I have worked on two provenance based-debuggers, provDebugR and provdb.
My research group and I at Harvard Forest designed provDebugR to target the R language. This debugger uses language-level provenance generated by RDataTracker as its input, and provides many normal debugger features, as well as additional features such as lineage-tracking and backwards debugging. ProvDebugR is currently available on CRAN for any scientists who use R to download and use. While provDebugR targets scientists using R for analysis, developers who want to build tools on top of R language-level provenance can also make use of the provParseR ( CRAN Link) package. This R package takes language-level provenance as an input, either from a JSON file or directly from RDataTracker, and converts it into a more R-friendly form.

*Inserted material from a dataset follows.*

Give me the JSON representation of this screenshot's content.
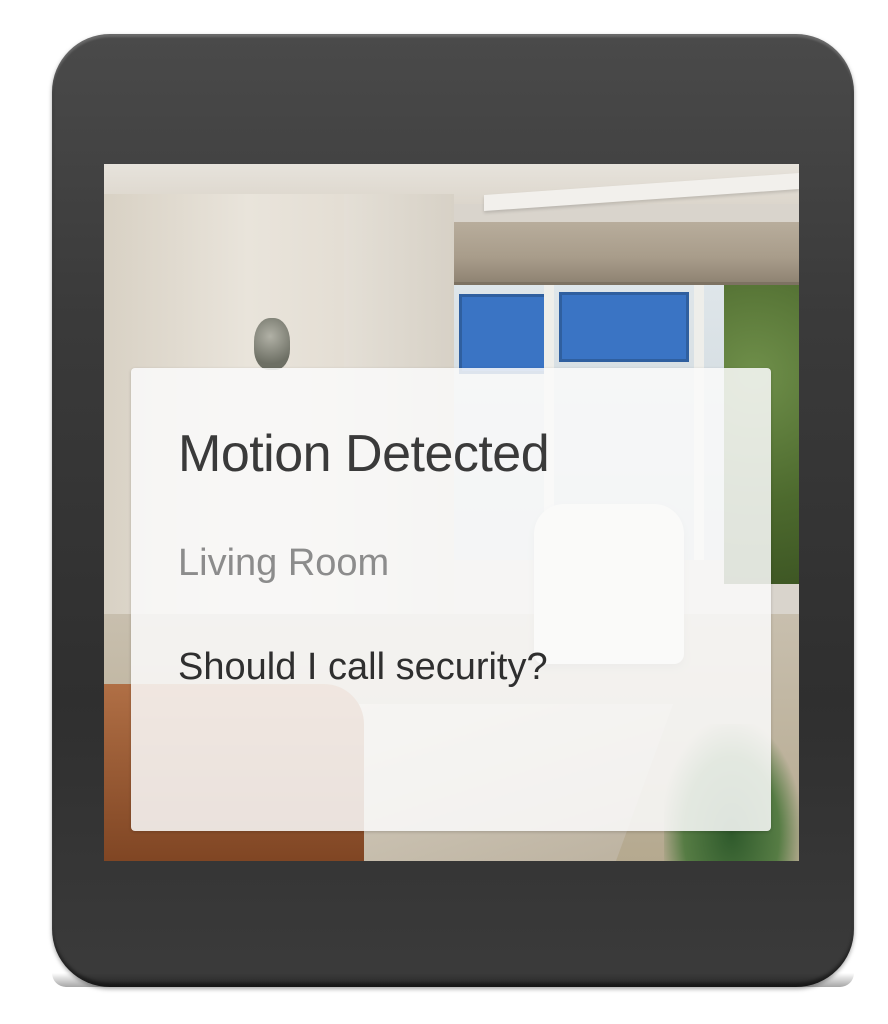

This debugger is an (optimistically) language-agnostic version of provDebugR. It targets the same language-level provenance format, but works for any language so long as a tool can produce the provenance in the same prov-json that RDataTracker uses. At the moment this means it is mostly a version of provDebugR written in Python, although researchers have been working on a tool to convert provenance generated by noWorkflow into RDataTracker’s prov-json. In fact, I tested provdb on R provenance and Python provenance generated from a preliminary tool designed to convert noWorkflow provenance. This project served as my undergraduate capstone project for computer science at Carthage College. This package also contains a Python tool that is the equivalent of provParseR but generates Python’s pandas dataframes rather than native R dataframes. Developers wishing to create tools based on language-level provenance without writing R code can use this tool as well.